Climat à la loupe

« Make our planet great again ». En 2017, détournant le slogan de campagne de Donald Trump, Emmanuel Macron s'était assuré un succès facile sur les réseaux sociaux. Avant d'ajouter durant son mandat « Je ne crois pas au modèle Amish ». Tellement pas que Nicolas Hulot, nommé ministre de la transition écologique, a dû se résoudre à quitter ses fonctions en août 2018 après être arrivé à cette conclusion : « Je ne veux plus me mentir. Je ne veux pas donner l'illusion que ma présence au gouvernement signifie qu'on est à la hauteur sur ces enjeux-là.». Conclusion qu'il est loin d'être le seul à partager. Concernant l'inaction climatique, « Le gouvernement est responsable» selon Oxfam France. « En tant que citoyens et citoyennes de France, nous venons rappeler que le président Macron figure parmi les pyromanes du climat, et non parmi les pompiers. Sa politique climatique est désavouée par les scientifiques, par les jeunes, et même condamnée par la justice française.
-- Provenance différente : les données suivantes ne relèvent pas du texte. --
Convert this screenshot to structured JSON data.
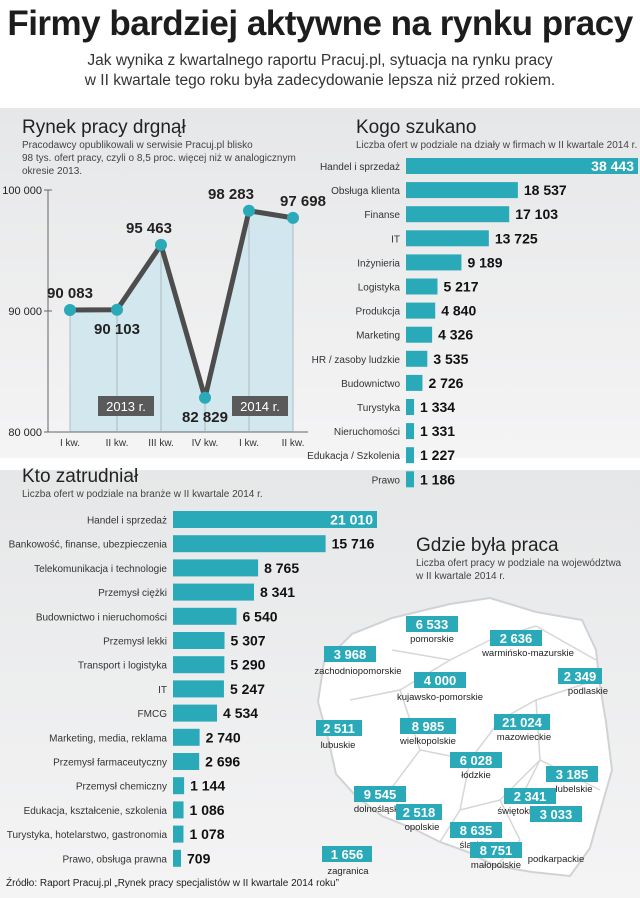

En tant que pays riche et qui plus est hôte de la COP21, la France devrait être exemplaire, mais elle ne respecte même pas ses propres engagements dans le cadre de l'Accord de Paris » affirme, quant à elle, l'association Action non-violente COP21. Même son de cloche pour la présidente du Haut Conseil pour le Climat, « le plan de reprise proposé par le gouvernement ne va pas dans le sens de nos recommandations » : « Les aides ont été allouées vers des secteurs très émetteurs — comme l'automobile ou l'aviation —, sans conditionnalité ferme concernant leur évolution vers une trajectoire compatible avec les objectifs climatiques ».
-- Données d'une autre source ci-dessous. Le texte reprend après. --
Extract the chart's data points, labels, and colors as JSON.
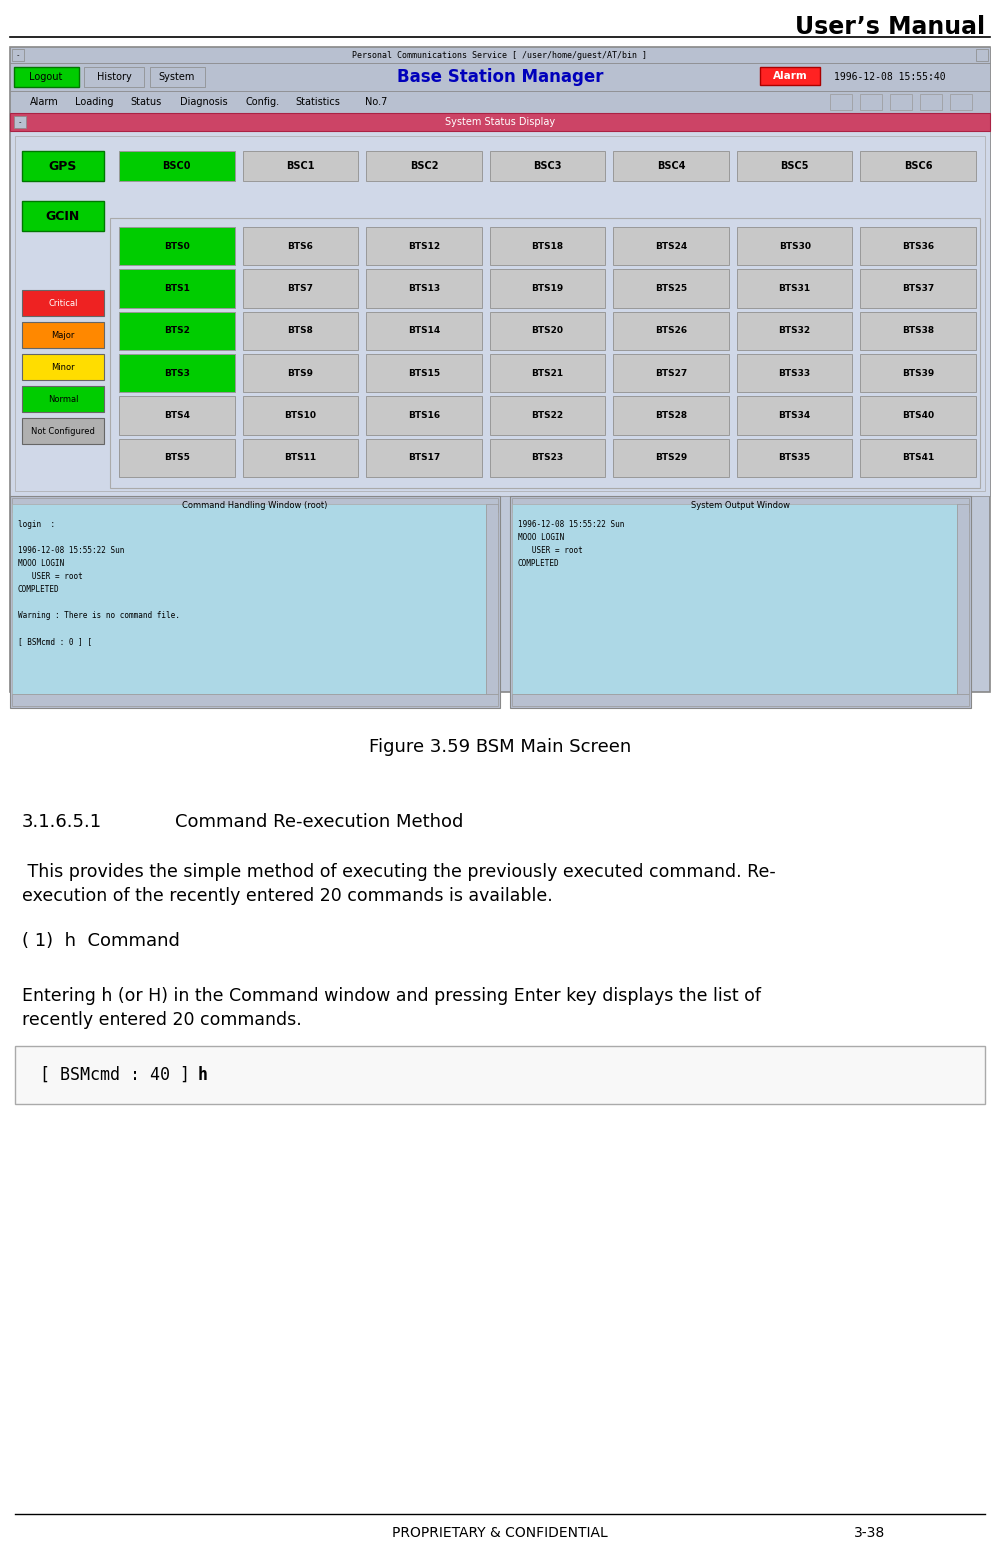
{
  "title": "User’s Manual",
  "figure_caption": "Figure 3.59 BSM Main Screen",
  "section_number": "3.1.6.5.1",
  "section_title": "Command Re-execution Method",
  "body_text1a": " This provides the simple method of executing the previously executed command. Re-",
  "body_text1b": "execution of the recently entered 20 commands is available.",
  "body_text2": "( 1)  h  Command",
  "body_text3a": "Entering h (or H) in the Command window and pressing Enter key displays the list of",
  "body_text3b": "recently entered 20 commands.",
  "footer_left": "PROPRIETARY & CONFIDENTIAL",
  "footer_right": "3-38",
  "bg_color": "#ffffff",
  "screen_frame_bg": "#c0c8d8",
  "screen_content_bg": "#d0d8e8",
  "terminal_bg": "#add8e6",
  "ssd_bar_color": "#cc4466",
  "green_btn": "#00cc00",
  "red_alarm": "#ff2222",
  "critical_color": "#ee2222",
  "major_color": "#ff8800",
  "minor_color": "#ffdd00",
  "normal_color": "#00cc00",
  "notconf_color": "#b0b0b0",
  "bsc_gray": "#c8c8c8",
  "bts_gray": "#c8c8c8",
  "header_blue": "#0000bb",
  "cmd_box_bg": "#f8f8f8"
}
Pourtant, le 15 décembre 2021, pendant 2 heures, Emmanuel Macron dressait sans vergogne son bilan sur TF1 et pas un mot sur l'écologie, si ce n'est pour affirmer que jamais aucun chef d'État n'avait autant fait pour le climat. Vraiment ?

En réalité, il s'avère que les mesures prises ont été limitées, différées et incomplètes et surtout largement en deçà des promesses lancées avant et pendant le quinquennat, comme le montre le comparatif ci-dessous :

2017 : interdiction du glyphosate, le pesticide le plus utilisé, cancérogène probable, présent dans l'urine de 99,8 % des Français.
2019 : réautorisation du glyphosate jusqu'en 2025.
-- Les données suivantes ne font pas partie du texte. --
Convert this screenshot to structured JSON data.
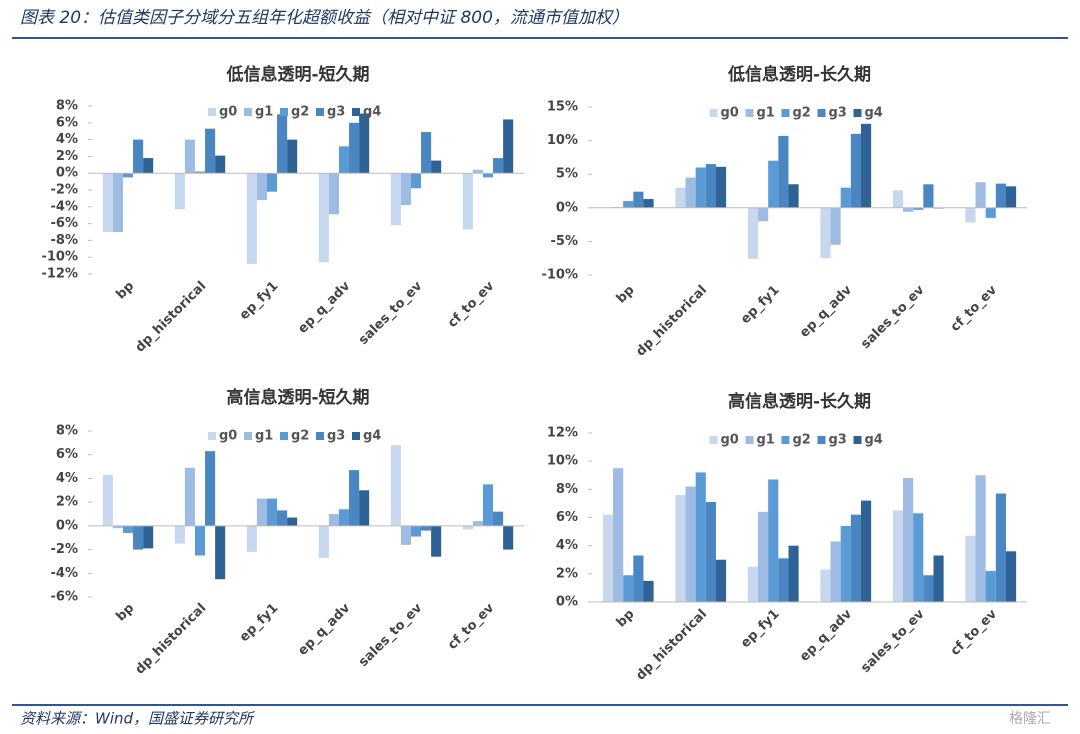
{
  "figure_title": "图表 20：估值类因子分域分五组年化超额收益（相对中证 800，流通市值加权）",
  "source": "资料来源：Wind，国盛证券研究所",
  "watermark": "格隆汇",
  "chart_data": [
    {
      "type": "bar",
      "title": "低信息透明-短久期",
      "categories": [
        "bp",
        "dp_historical",
        "ep_fy1",
        "ep_q_adv",
        "sales_to_ev",
        "cf_to_ev"
      ],
      "ylim": [
        -12,
        8
      ],
      "yticks": [
        {
          "value": -12,
          "label": "-12%"
        },
        {
          "value": -10,
          "label": "-10%"
        },
        {
          "value": -8,
          "label": "-8%"
        },
        {
          "value": -6,
          "label": "-6%"
        },
        {
          "value": -4,
          "label": "-4%"
        },
        {
          "value": -2,
          "label": "-2%"
        },
        {
          "value": 0,
          "label": "0%"
        },
        {
          "value": 2,
          "label": "2%"
        },
        {
          "value": 4,
          "label": "4%"
        },
        {
          "value": 6,
          "label": "6%"
        },
        {
          "value": 8,
          "label": "8%"
        }
      ],
      "series": [
        {
          "name": "g0",
          "color": "#c6d7ee",
          "values": [
            -7,
            -4.3,
            -10.8,
            -10.6,
            -6.2,
            -6.7
          ]
        },
        {
          "name": "g1",
          "color": "#9dbbe3",
          "values": [
            -7,
            4,
            -3.2,
            -4.9,
            -3.8,
            0.4
          ]
        },
        {
          "name": "g2",
          "color": "#5b9bd5",
          "values": [
            -0.5,
            0.2,
            -2.2,
            3.2,
            -1.8,
            -0.5
          ]
        },
        {
          "name": "g3",
          "color": "#4a86c2",
          "values": [
            4,
            5.3,
            7,
            6,
            4.9,
            1.8
          ]
        },
        {
          "name": "g4",
          "color": "#2f6396",
          "values": [
            1.8,
            2.1,
            4,
            7.1,
            1.5,
            6.4
          ]
        }
      ]
    },
    {
      "type": "bar",
      "title": "低信息透明-长久期",
      "categories": [
        "bp",
        "dp_historical",
        "ep_fy1",
        "ep_q_adv",
        "sales_to_ev",
        "cf_to_ev"
      ],
      "ylim": [
        -10,
        15
      ],
      "yticks": [
        {
          "value": -10,
          "label": "-10%"
        },
        {
          "value": -5,
          "label": "-5%"
        },
        {
          "value": 0,
          "label": "0%"
        },
        {
          "value": 5,
          "label": "5%"
        },
        {
          "value": 10,
          "label": "10%"
        },
        {
          "value": 15,
          "label": "15%"
        }
      ],
      "series": [
        {
          "name": "g0",
          "color": "#c6d7ee",
          "values": [
            0,
            3,
            -7.6,
            -7.5,
            2.6,
            -2.2
          ]
        },
        {
          "name": "g1",
          "color": "#9dbbe3",
          "values": [
            0.1,
            4.5,
            -2,
            -5.5,
            -0.6,
            3.8
          ]
        },
        {
          "name": "g2",
          "color": "#5b9bd5",
          "values": [
            1,
            6,
            7,
            3,
            -0.3,
            -1.5
          ]
        },
        {
          "name": "g3",
          "color": "#4a86c2",
          "values": [
            2.4,
            6.5,
            10.7,
            11,
            3.5,
            3.6
          ]
        },
        {
          "name": "g4",
          "color": "#2f6396",
          "values": [
            1.3,
            6.1,
            3.5,
            12.5,
            -0.1,
            3.2
          ]
        }
      ]
    },
    {
      "type": "bar",
      "title": "高信息透明-短久期",
      "categories": [
        "bp",
        "dp_historical",
        "ep_fy1",
        "ep_q_adv",
        "sales_to_ev",
        "cf_to_ev"
      ],
      "ylim": [
        -6,
        8
      ],
      "yticks": [
        {
          "value": -6,
          "label": "-6%"
        },
        {
          "value": -4,
          "label": "-4%"
        },
        {
          "value": -2,
          "label": "-2%"
        },
        {
          "value": 0,
          "label": "0%"
        },
        {
          "value": 2,
          "label": "2%"
        },
        {
          "value": 4,
          "label": "4%"
        },
        {
          "value": 6,
          "label": "6%"
        },
        {
          "value": 8,
          "label": "8%"
        }
      ],
      "series": [
        {
          "name": "g0",
          "color": "#c6d7ee",
          "values": [
            4.3,
            -1.5,
            -2.2,
            -2.7,
            6.8,
            -0.3
          ]
        },
        {
          "name": "g1",
          "color": "#9dbbe3",
          "values": [
            -0.2,
            4.9,
            2.3,
            1,
            -1.6,
            0.4
          ]
        },
        {
          "name": "g2",
          "color": "#5b9bd5",
          "values": [
            -0.6,
            -2.5,
            2.3,
            1.4,
            -0.9,
            3.5
          ]
        },
        {
          "name": "g3",
          "color": "#4a86c2",
          "values": [
            -2,
            6.3,
            1.3,
            4.7,
            -0.4,
            1.2
          ]
        },
        {
          "name": "g4",
          "color": "#2f6396",
          "values": [
            -1.9,
            -4.5,
            0.7,
            3,
            -2.6,
            -2
          ]
        }
      ]
    },
    {
      "type": "bar",
      "title": "高信息透明-长久期",
      "categories": [
        "bp",
        "dp_historical",
        "ep_fy1",
        "ep_q_adv",
        "sales_to_ev",
        "cf_to_ev"
      ],
      "ylim": [
        0,
        12
      ],
      "yticks": [
        {
          "value": 0,
          "label": "0%"
        },
        {
          "value": 2,
          "label": "2%"
        },
        {
          "value": 4,
          "label": "4%"
        },
        {
          "value": 6,
          "label": "6%"
        },
        {
          "value": 8,
          "label": "8%"
        },
        {
          "value": 10,
          "label": "10%"
        },
        {
          "value": 12,
          "label": "12%"
        }
      ],
      "series": [
        {
          "name": "g0",
          "color": "#c6d7ee",
          "values": [
            6.2,
            7.6,
            2.5,
            2.3,
            6.5,
            4.7
          ]
        },
        {
          "name": "g1",
          "color": "#9dbbe3",
          "values": [
            9.5,
            8.2,
            6.4,
            4.3,
            8.8,
            9
          ]
        },
        {
          "name": "g2",
          "color": "#5b9bd5",
          "values": [
            1.9,
            9.2,
            8.7,
            5.4,
            6.3,
            2.2
          ]
        },
        {
          "name": "g3",
          "color": "#4a86c2",
          "values": [
            3.3,
            7.1,
            3.1,
            6.2,
            1.9,
            7.7
          ]
        },
        {
          "name": "g4",
          "color": "#2f6396",
          "values": [
            1.5,
            3,
            4,
            7.2,
            3.3,
            3.6
          ]
        }
      ]
    }
  ]
}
2018 : interdiction des néonicotinoïdes, insecticides tueurs d'abeilles.
2020 : réautorisation temporairement des néonicotinoïdes

2019 : Mise en place de la Convention citoyenne pour le climat à la suite de la mobilisation des Gilets Jaunes.
2021 : 90 % des propositions (soit 134 mesures sur les 149) n'ont pas été reprises par l'exécutif. Seulement 15 ont été retranscrites telles quelles.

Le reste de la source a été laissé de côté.